Well done, so for question one, you should have C, E, G might have thrown you a little bit.
I've got 10 plus x and 10 minus x.
I've got two terms the same and the other two are zero pair.
That's absolutely fine.
You'd get 10 squared minus x squared.
I, absolutely fine.
You're going to have xy all squared minus three squared.
Now J might have thrown you a little bit, remember what we said two of the terms in the binomial.
So one in each binomial has to be the same and the other one is zero pair.
We haven't got that this time.
Both are zero pairs.
You used an area model, you'll see that we end up with three terms, not two terms. We do not get the difference of two squares and our answers for two A, pause the video and check that you've got all your partial products correct as well as the answers.

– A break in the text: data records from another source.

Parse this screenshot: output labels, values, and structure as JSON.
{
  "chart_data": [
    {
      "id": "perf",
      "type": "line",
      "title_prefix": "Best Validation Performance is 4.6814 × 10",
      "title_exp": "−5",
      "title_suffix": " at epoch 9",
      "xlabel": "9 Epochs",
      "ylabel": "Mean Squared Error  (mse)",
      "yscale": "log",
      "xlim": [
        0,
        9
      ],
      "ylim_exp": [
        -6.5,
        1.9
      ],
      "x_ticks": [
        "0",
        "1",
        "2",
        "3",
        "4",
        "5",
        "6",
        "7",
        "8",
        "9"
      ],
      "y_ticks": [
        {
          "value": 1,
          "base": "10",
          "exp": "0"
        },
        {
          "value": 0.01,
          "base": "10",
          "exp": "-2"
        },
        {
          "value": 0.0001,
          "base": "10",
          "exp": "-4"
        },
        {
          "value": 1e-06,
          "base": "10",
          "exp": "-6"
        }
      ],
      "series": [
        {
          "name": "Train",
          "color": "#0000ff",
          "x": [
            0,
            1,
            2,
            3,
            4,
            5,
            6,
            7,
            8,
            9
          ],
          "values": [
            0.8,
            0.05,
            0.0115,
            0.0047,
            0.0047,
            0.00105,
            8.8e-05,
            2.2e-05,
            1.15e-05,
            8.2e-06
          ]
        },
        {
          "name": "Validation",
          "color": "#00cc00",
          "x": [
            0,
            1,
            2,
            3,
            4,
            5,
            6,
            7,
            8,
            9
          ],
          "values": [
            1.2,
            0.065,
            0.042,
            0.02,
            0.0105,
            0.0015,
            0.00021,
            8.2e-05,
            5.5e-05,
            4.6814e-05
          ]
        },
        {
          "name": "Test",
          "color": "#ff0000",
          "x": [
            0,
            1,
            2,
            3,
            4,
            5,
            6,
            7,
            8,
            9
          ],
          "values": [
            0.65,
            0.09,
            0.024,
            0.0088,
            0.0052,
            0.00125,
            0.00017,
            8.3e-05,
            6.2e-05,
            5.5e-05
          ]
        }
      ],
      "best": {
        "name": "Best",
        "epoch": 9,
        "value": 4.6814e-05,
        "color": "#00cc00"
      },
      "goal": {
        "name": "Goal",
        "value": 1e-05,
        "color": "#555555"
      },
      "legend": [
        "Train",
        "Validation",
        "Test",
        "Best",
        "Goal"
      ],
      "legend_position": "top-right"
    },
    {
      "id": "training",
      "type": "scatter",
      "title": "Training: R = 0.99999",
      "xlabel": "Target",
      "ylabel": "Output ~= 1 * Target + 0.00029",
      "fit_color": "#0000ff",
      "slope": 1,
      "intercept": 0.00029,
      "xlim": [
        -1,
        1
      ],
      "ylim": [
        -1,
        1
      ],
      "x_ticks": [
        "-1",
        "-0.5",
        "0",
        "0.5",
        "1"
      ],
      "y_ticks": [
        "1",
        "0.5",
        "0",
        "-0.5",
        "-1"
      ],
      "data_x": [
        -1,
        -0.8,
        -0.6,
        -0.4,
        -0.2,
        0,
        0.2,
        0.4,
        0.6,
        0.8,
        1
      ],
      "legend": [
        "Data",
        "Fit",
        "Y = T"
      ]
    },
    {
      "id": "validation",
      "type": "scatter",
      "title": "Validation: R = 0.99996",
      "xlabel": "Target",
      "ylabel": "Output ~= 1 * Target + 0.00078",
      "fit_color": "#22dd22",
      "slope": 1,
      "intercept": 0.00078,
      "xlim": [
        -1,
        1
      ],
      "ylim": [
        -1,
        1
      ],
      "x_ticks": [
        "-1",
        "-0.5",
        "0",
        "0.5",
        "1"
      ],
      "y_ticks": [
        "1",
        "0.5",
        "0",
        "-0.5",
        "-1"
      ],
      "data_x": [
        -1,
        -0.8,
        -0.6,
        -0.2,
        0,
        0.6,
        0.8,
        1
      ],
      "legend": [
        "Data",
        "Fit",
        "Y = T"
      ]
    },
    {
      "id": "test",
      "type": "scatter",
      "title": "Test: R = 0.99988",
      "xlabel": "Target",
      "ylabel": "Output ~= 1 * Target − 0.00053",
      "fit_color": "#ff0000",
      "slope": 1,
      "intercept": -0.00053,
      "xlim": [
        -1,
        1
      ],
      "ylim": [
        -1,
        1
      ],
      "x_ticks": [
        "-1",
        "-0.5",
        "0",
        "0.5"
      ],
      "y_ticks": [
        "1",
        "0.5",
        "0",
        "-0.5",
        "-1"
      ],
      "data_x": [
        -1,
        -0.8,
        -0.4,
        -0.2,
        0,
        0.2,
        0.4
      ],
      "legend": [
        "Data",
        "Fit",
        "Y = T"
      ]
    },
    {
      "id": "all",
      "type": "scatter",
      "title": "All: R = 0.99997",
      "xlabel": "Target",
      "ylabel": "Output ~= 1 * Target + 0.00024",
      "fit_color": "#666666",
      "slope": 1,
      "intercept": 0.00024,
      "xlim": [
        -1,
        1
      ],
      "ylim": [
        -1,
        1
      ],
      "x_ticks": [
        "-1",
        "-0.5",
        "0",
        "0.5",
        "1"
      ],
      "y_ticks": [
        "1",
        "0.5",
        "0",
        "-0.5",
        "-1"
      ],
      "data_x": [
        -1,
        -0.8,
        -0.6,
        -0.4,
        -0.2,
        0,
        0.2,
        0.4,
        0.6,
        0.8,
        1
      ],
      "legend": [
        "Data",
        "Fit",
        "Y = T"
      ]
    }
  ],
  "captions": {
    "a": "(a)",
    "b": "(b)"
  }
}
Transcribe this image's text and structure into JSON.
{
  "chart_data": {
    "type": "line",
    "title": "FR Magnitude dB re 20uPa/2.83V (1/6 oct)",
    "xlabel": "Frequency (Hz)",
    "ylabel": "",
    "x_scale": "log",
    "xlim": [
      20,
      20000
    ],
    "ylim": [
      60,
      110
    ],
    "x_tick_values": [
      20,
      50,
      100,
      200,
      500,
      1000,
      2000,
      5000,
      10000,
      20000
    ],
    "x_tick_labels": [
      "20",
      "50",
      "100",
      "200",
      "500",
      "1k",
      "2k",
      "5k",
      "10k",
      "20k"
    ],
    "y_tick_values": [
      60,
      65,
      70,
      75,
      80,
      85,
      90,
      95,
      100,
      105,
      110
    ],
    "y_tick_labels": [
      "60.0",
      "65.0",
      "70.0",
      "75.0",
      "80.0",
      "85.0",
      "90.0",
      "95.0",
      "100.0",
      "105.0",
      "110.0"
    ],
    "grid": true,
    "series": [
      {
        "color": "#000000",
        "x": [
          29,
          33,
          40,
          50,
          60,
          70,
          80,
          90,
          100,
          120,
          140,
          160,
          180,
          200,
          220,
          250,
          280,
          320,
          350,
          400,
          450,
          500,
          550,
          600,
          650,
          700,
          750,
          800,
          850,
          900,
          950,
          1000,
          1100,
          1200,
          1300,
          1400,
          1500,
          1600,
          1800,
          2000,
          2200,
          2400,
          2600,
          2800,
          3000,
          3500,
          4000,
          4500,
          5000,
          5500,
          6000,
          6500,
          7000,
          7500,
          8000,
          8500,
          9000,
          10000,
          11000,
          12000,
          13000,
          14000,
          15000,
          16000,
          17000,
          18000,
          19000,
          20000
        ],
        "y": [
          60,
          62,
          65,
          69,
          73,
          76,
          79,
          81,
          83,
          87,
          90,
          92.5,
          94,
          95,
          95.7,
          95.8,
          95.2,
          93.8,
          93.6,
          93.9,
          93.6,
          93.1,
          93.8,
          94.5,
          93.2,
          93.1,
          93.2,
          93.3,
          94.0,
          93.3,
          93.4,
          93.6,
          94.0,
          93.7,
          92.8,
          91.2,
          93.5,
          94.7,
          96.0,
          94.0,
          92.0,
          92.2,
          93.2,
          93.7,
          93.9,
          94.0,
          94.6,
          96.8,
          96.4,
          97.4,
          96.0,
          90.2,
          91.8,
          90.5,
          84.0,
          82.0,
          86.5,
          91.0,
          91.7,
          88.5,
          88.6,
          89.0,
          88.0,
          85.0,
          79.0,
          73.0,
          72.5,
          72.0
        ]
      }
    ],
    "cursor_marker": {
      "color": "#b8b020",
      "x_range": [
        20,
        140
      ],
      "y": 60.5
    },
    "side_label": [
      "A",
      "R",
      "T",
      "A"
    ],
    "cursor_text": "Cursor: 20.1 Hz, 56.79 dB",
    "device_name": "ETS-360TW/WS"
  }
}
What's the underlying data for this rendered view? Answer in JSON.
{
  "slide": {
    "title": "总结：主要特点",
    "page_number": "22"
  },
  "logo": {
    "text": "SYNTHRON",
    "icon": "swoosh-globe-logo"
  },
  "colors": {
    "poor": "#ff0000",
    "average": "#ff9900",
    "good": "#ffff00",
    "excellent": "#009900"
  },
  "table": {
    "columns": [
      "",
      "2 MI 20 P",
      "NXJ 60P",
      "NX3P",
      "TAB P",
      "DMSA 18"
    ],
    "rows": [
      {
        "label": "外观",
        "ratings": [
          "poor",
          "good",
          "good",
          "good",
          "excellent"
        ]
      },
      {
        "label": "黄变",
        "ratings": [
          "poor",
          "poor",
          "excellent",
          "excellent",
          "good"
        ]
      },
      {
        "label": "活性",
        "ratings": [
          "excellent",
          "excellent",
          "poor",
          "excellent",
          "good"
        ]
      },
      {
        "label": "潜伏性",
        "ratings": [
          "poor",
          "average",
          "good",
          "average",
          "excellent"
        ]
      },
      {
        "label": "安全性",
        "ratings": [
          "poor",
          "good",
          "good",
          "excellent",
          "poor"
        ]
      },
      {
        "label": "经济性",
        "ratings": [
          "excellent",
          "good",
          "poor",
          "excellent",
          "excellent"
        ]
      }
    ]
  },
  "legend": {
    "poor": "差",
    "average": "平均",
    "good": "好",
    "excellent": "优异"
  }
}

Particularly looking at C and D, we've got x squared minus four y squared and a squared minus nine b squared.
For the trickier ones we've got E is nine minus x squared, F is four y squared minus nine x squared.
G, you had to work backwards.
So to get negative 16 must have been negative four multiplied by positive four.
There's other things that multiply to give you negative 16, but not that are a zero pair.
Well done if you did this final one, you are looking for five a plus three b and five a minus three b.
That's what would've given you the 25 a squared and then the negative nine b squared.
Fantastic, we're really confident now with this idea of the difference of two squares.
We've played around with the product of two binomials that produce four terms. We've seen that when they can be simplified to three terms and we've looked at these cases where they can be simplified to two terms because two of the partial products are zero pairs.
We've seen how this happens when one term in each binomial is the same and the other two are zero pairs.
We've looked at why this is called the difference of two squares.
Keep your eye out for the difference of two squares then in the future, I look forward to working with you again.